The most common malignancy of the nasopharynx is nasopharyngeal carcinoma. However, nasopharyngeal papillary adenocarcinoma is a rare primary tumor of this location. This tumor shows a remarkable papillary architecture, arising from the surface epithelium and in general showing indolent biologic behavior. There are no known etiologic agents, lacking any Epstein-Barr virus or human papillomavirus association.
Patients with this tumor tend to be young (mean: 4th decade) at presentation, without a sex difference. Nasal obstruction is the most common symptom, although otitis media or postnasal drip may be seen with the tumor involving the posterior and lateral nasopharyngeal walls. The tumor is slowly growing, showing only a local recurrence potential and lacking metastatic documentation.
Nasopharyngeal papillary adenocarcinoma may appear grossly as an exophytic, nodular, or polypoid mass, sometimes gritty if psammoma bodies are present. The tumor is composed of a complex, arborizing, and interwoven papillary architecture, usually showing hyalinized fibrovascular cores (figure 1). The tumors invade into the underlying stroma.

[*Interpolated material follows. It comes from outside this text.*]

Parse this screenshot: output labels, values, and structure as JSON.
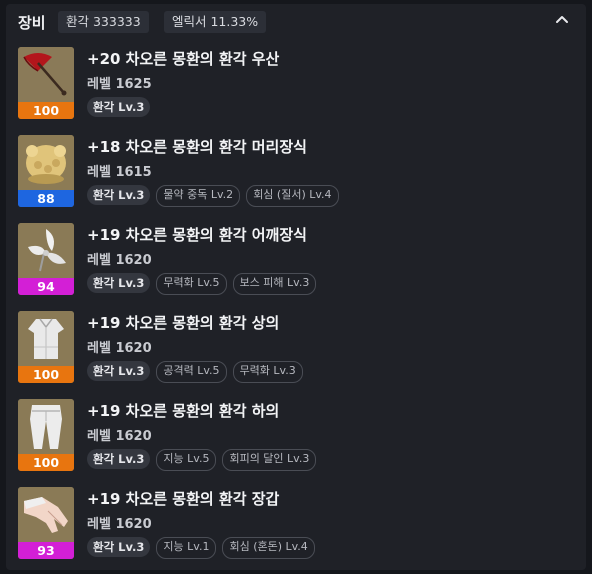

The papillae are lined by a single layer of cuboidal to columnar cells that have abundant cleared to eosinophilic cytoplasm (figure 2). The nuclei are usually optically cleared, showing grooves, folds, and irregular nuclear membranes, reminiscent of papillary thyroid carcinoma.

Left: The surface epithelium overlies an arborizing, complex papillary neoplastic proliferation. Right: There are cuboidal to columnar cells lining the papillary structures; the fibrovascular cores are heavily collagenized. Psammoma body calcifications are noted (arrow).

Left: There is little pleomorphism, although nuclear contour irregularities, grooves, and folds are seen. Right: A strong and diffuse nuclear TTF1 immunoreactivity is seen.
In general, mitoses and necrosis are absent. The tumor cells react with CK7, CK5/6, and EMA, and will also show strong TTF1 immunoreactivity (figure 2). Obviously, the latter finding supports the thyroid-like low-grade nasopharyngeal papillary adenocarcinoma nomenclature sometimes applied. However, the tumors do not express thyroglobulin. The differential diagnosis includes metastatic papillarythyroid carcinoma, sinonasal papilloma, and selected minor salivary gland carcinomas (such as polymorphous adenocarcinoma).